Para falar sobre saúde mental na sociedade moderna é de fundamental importância refletir sobre a racionalidade do neoliberalismo. Pensando nisso, o título da nossa coluna, desta edição, teve inspiração na canção ‘quanto vale a vida’ da banda Engenheiros do Hawaii, por ela servir de instrumento para uma reflexão acerca do ser neoliberal.
Na racionalidade neoliberal, que rege a sociedade contemporânea, o indivíduo “não pode mais contar com a proteção do Estado e da família, nem com a mediação e a solidariedade do outro, cabe somente a ele a realização de seus empreendimentos. Tem-se um Estado mínimo e cada indivíduo é uma microempresa.” (POMBO, 2017).

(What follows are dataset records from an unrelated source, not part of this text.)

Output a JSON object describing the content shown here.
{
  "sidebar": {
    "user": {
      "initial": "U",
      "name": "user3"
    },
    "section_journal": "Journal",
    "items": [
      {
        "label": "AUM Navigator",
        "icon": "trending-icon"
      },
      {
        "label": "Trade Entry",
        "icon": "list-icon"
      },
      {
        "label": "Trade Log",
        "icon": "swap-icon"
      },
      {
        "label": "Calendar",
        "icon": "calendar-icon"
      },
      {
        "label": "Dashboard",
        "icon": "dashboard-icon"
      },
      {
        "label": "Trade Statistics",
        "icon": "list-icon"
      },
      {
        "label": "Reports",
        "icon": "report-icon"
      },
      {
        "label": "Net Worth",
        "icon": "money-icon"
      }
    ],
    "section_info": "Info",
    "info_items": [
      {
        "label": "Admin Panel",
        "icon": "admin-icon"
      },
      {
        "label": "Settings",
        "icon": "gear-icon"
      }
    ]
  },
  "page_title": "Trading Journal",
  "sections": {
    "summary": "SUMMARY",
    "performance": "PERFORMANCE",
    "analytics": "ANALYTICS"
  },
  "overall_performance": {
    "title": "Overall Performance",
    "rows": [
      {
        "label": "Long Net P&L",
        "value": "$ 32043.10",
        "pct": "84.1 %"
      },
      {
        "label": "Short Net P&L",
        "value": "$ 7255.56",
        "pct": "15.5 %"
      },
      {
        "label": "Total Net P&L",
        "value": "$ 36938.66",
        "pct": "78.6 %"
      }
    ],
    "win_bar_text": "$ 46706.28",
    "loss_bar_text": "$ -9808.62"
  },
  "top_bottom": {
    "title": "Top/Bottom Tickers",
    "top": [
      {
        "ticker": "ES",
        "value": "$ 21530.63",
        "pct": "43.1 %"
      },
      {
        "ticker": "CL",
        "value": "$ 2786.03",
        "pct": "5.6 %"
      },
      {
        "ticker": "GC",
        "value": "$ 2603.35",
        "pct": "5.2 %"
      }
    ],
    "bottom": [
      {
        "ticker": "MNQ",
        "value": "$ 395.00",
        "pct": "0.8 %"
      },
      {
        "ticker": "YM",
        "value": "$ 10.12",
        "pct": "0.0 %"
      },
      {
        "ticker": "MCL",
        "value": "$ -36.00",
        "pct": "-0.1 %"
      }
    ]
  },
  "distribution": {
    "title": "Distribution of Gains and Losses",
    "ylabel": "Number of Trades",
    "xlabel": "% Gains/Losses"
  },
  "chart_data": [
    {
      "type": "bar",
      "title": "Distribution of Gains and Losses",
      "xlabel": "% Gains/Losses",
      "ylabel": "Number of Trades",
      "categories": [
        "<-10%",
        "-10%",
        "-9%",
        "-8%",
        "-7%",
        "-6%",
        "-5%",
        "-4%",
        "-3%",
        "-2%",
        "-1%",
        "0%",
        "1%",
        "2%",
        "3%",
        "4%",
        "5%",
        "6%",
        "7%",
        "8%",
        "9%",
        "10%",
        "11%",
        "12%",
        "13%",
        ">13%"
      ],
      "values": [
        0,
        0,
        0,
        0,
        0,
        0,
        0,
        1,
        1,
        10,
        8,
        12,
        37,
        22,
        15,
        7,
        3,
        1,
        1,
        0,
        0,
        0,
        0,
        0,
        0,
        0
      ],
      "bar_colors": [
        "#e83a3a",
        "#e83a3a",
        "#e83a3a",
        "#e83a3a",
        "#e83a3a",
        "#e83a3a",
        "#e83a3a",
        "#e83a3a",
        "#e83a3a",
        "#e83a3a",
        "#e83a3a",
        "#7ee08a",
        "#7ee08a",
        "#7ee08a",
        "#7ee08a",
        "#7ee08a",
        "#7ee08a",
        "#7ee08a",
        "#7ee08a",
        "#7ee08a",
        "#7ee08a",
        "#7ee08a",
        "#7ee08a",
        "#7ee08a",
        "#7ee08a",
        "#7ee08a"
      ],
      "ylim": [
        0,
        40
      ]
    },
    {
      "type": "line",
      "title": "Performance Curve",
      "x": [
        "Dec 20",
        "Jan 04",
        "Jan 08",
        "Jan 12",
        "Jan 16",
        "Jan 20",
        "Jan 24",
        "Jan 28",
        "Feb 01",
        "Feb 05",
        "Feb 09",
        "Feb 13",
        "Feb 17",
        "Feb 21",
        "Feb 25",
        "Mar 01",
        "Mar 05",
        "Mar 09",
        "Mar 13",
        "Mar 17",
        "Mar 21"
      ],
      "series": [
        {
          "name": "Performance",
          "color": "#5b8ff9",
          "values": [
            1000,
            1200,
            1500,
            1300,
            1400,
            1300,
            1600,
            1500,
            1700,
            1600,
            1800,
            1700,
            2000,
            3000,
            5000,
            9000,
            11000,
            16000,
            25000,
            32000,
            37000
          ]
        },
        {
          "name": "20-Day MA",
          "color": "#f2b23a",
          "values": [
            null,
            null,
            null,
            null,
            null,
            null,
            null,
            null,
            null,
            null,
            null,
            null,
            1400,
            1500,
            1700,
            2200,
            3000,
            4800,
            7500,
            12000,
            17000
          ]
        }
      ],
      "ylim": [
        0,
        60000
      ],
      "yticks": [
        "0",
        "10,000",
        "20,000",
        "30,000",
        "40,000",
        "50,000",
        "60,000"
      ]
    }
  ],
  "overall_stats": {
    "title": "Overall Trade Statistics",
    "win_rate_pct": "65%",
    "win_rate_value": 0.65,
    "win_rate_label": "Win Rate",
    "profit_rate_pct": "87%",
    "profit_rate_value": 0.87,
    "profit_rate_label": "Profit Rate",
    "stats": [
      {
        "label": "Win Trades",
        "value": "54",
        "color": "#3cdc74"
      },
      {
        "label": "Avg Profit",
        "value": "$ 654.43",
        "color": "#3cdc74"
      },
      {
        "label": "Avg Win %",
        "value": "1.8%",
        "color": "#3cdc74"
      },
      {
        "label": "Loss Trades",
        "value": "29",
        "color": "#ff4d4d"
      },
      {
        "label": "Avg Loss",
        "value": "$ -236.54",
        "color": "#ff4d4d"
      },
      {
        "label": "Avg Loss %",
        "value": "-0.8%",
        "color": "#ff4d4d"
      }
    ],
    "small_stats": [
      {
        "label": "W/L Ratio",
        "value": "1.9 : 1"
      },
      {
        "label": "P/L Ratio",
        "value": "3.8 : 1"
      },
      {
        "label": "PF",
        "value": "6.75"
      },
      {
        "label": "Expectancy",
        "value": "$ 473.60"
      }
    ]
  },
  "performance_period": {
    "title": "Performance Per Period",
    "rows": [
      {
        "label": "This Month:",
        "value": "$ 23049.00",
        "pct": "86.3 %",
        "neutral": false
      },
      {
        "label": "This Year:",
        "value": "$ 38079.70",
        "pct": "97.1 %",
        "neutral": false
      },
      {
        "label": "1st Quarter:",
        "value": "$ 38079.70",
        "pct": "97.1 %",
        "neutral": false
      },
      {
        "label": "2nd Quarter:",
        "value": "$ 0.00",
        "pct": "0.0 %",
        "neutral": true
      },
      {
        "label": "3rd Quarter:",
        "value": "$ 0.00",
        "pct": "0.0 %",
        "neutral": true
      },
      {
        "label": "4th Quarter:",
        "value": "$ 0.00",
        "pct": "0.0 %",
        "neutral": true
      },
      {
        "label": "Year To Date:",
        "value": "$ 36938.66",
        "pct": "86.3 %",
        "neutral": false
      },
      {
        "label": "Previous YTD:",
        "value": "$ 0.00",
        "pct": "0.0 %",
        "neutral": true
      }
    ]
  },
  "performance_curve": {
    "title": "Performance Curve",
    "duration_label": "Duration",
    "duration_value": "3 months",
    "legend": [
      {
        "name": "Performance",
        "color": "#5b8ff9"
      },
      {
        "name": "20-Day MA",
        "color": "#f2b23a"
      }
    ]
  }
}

Nessa lógica, cada indivíduo deve investir em si mesmo com fim de valorizar o seu corpo e a sua microempresa, isto é, cada sujeito passa a ter um preço a partir da sua condição de consumidor. Um valor que é excludente, pois na medida que algo se torna precificado ele pode ser substituído.
Em vários momentos a letra da canção nos questiona se existe um valor para a vida em diferentes contextos: “Quanto vale a vida de qualquer um de nós? Quanto vale a vida em qualquer situação? Quanto vale a vida perdida sem razão? Num beco sem saída, quando vale a vida? Quanto vale a vida quando vale a pena? Quanto vale quando dói?”.
Todas essas perguntas poderiam ser respondidas por uma ótica filosófica, aliás, é o questionamento sobre a vida um dos grandes alicerces da filosofia “quem somos? de onde viemos? para onde vamos? Todavia, se percebe que alguns versos apresentam uma linguagem de caráter econômico: “quanto vale o tesouro nacional?”, “São coisas que o dinheiro não compra”.
Quer dizer, na sociedade contemporânea essas perguntas apresentam mais respostas dentro de uma lógica econômica do que em uma lógica filosófica tendo em vista que em todo instante somos atravessados por uma infinidade de agentes que etiquetam as nossas vidas, nos atribuindo preços.
Em uma sociedade guiada por valores econômicos, frequentemente, a saúde mental é colocada em segundo plano. Junto a isso, a pressão para atingir padrões inatingíveis muitas vezes resulta em um custo humano significativo, ou seja, ter o valor da vida influenciado pelos padrões econômicos e competitivos pode comprometer aspectos humanos essenciais ao bem-estar.
Compreender a dinâmica do ser neoliberal nos permite questionar e repensar as prioridades sociais para garantir um bem-estar psicológico e promover sistemas que valorizem não apenas o crescimento econômico, mas também a saúde mental de cada indivíduo.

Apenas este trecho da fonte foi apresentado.